Обычная камера, словом. Типичный образчик тюремно–воспитательного интерьера, каких я немало насмотрелся за последнее время. И явно — не выставочный образец…
В камере уже находились трое. Черные тюремные робы, прилаженные в обтяжку до своеобразного шика, пестрота двигающихся голографических татуировок на всех видимых частях тела — о социальной принадлежности после этого можно не спрашивать. Уголовщина, «блатные» и явно не последние в своей иерархии.
Когда я вошел, аборигены немедленно уставились на меня, не вставая со своих лежанок. Я отчетливо заметил, как на лбу у одного из них закривлялась гибко–черная змейка, спустилась на щеку, переместилась на нос и вернулась обратно. В этой тройке он вообще выглядел лидером — коренастый, лысый, словно валун, он с первого взгляда показался мне каким–то булыжным. Серое, землистое лицо и спокойная уверенность очень сильного человека. Глазки у него были маленькие, острые, плохо заметные под росписью галотатуировок, нос — невыразительной пипкой, а вот губы — неожиданно яркие и пухлые, будто у девушки.
Мм… Черная змейка на лбу… Кажется, это не менее двух приговоров за убийство… Да еще подмигивающий чертик под правым глазом! По уголовным меркам — самый серьезный дядя…

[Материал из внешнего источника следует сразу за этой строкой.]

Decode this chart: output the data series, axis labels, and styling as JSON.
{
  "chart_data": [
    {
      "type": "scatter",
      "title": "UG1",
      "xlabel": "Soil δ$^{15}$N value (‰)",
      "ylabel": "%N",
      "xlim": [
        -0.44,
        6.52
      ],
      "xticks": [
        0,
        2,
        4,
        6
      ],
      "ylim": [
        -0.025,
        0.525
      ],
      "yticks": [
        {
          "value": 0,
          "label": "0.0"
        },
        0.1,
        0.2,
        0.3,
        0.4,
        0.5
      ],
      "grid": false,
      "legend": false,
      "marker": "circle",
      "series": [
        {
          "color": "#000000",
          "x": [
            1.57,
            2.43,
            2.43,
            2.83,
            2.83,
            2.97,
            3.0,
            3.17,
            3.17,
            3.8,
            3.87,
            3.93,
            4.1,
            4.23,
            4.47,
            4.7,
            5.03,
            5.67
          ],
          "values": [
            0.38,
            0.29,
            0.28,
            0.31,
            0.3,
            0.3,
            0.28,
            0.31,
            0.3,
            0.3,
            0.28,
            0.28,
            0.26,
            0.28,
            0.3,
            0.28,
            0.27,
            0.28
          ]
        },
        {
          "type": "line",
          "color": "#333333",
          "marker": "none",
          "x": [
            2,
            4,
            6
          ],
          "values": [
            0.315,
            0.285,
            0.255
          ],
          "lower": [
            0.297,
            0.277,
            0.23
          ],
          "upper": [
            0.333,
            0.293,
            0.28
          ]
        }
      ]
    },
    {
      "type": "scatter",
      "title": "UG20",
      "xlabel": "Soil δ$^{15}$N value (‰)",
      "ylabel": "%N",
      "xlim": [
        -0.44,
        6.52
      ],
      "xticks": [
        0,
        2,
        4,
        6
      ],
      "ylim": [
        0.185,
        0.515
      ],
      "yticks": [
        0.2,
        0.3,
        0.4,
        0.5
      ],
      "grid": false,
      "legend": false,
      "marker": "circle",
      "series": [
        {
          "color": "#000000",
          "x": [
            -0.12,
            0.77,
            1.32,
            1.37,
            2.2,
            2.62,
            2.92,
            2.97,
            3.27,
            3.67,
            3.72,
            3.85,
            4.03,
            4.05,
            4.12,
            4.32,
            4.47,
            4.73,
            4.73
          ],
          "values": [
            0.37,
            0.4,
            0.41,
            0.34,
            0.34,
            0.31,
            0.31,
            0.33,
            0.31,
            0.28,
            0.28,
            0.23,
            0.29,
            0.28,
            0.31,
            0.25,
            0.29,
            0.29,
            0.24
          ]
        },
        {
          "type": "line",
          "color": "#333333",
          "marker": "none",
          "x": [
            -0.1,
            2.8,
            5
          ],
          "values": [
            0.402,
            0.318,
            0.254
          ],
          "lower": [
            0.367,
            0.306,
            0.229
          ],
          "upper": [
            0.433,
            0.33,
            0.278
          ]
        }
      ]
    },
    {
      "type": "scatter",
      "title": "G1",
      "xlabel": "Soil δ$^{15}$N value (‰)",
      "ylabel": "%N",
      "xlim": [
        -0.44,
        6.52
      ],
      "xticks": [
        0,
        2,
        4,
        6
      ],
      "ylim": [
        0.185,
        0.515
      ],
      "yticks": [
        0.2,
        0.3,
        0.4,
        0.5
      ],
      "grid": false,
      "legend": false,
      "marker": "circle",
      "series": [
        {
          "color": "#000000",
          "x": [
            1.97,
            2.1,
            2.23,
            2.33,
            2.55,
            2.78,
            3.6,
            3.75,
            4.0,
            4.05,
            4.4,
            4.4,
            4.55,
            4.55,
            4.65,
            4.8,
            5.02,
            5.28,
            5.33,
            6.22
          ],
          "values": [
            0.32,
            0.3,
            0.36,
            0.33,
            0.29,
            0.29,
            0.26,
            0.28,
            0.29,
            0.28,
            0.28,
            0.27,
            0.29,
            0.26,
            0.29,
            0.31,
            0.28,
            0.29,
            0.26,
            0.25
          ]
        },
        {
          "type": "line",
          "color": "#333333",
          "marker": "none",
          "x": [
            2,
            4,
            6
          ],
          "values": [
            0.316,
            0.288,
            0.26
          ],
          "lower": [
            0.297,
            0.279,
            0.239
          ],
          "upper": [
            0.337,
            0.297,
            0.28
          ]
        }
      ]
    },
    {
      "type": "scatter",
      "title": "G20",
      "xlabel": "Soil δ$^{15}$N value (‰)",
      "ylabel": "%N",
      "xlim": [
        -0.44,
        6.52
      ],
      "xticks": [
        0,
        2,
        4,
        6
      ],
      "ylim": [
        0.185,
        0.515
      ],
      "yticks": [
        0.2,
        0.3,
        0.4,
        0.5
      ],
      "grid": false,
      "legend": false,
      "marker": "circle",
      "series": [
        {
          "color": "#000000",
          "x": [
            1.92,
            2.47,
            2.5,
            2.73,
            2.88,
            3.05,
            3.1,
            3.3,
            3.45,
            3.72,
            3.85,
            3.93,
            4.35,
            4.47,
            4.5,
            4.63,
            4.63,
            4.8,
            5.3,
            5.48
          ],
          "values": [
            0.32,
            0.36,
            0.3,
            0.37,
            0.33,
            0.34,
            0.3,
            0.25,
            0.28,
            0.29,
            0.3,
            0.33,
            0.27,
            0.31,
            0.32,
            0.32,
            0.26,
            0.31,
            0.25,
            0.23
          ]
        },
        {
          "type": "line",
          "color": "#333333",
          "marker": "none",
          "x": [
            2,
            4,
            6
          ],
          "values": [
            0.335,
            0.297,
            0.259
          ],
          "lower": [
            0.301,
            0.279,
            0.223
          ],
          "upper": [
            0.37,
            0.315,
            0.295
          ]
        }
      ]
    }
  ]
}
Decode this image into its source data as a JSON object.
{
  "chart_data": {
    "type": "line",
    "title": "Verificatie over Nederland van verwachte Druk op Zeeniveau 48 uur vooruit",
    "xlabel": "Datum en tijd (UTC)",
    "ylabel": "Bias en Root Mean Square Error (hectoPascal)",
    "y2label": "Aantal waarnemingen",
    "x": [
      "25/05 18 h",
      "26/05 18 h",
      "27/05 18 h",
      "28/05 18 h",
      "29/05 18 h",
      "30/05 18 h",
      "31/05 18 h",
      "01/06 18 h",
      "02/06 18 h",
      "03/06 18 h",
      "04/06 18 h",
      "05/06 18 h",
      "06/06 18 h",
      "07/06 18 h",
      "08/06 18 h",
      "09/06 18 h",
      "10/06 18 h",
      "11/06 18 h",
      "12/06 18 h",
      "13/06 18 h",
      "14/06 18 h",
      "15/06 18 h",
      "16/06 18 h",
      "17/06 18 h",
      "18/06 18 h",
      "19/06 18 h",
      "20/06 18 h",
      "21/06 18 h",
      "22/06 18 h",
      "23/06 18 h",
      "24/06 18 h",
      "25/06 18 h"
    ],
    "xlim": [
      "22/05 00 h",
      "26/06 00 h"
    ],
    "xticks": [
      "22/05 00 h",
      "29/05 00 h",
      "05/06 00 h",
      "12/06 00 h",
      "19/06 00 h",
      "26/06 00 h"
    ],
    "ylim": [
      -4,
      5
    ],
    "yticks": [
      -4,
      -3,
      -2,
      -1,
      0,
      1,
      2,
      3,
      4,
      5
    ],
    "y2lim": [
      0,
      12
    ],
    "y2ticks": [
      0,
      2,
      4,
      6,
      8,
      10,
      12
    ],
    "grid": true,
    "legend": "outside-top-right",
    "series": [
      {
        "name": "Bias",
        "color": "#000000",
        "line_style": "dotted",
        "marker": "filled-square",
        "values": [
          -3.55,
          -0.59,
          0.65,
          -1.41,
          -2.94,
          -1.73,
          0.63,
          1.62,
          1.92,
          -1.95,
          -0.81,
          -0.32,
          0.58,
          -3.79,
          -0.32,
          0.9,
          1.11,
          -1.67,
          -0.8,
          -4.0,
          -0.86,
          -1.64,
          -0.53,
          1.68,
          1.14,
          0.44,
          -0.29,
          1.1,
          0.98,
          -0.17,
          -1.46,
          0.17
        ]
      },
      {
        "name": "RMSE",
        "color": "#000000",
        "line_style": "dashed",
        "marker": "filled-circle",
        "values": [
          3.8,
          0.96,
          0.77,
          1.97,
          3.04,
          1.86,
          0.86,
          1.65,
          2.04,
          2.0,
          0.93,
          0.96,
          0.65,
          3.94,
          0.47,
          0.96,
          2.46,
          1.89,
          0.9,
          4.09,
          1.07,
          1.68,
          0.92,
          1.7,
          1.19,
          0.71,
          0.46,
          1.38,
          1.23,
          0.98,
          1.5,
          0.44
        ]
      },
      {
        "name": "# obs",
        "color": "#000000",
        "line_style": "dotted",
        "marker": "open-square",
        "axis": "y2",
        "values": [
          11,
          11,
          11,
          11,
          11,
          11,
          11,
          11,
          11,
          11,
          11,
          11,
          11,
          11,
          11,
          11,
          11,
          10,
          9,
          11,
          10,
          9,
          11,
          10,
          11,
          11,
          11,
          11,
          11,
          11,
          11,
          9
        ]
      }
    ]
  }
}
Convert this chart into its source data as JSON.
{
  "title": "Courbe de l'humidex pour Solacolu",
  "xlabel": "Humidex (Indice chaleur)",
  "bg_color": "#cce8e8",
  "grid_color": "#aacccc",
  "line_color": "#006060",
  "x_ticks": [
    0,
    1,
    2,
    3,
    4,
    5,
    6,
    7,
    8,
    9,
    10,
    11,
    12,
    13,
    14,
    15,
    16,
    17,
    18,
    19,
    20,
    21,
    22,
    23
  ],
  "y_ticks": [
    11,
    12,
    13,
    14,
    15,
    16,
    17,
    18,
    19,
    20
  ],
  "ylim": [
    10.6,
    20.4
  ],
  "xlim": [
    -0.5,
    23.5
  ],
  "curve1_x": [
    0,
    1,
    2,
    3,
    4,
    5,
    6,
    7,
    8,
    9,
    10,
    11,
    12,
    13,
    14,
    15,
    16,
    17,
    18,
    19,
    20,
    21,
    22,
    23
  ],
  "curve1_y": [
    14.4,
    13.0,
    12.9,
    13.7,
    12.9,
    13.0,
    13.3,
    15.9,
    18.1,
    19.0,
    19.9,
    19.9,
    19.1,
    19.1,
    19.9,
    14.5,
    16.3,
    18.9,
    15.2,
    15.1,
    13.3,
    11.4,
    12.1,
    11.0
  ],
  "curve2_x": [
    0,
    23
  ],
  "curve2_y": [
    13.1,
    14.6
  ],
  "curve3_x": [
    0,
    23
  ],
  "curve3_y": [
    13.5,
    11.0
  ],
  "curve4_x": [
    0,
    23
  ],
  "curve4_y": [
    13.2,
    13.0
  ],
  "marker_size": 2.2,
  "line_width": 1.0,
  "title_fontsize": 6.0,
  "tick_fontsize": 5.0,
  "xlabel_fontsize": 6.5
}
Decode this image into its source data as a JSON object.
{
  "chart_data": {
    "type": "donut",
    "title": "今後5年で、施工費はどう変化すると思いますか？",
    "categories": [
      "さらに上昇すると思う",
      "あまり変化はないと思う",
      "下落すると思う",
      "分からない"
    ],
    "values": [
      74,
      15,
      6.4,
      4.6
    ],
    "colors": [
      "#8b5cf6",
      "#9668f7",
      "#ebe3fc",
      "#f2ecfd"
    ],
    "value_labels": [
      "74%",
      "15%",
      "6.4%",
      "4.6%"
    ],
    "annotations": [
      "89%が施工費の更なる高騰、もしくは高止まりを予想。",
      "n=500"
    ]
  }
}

«Ах да, полотенце!» — вспомнил я напутствие бывалых товарищей.
Глянул под ноги. Тюремное полотенце из впитывающего пластика, действительно, было тут как тут, лежало прямо передо мной, согласно древней камерной традиции.
В сущности, я мог сделать четыре вещи — наступить, перешагнуть, обойти или поднять его. Наступить — это заявить о своей принадлежности к воровскому миру, откровенно вытереть ноги — заявка на принадлежность к авторитетам. Перешагнуть — показать себя полным валенком, потому что «честный фраер» чужое полотенце обойдет. А уж поднять — хуже не придумаешь.
Это сразу записать себя в шныри, уборщики и вечные дневальные по параше.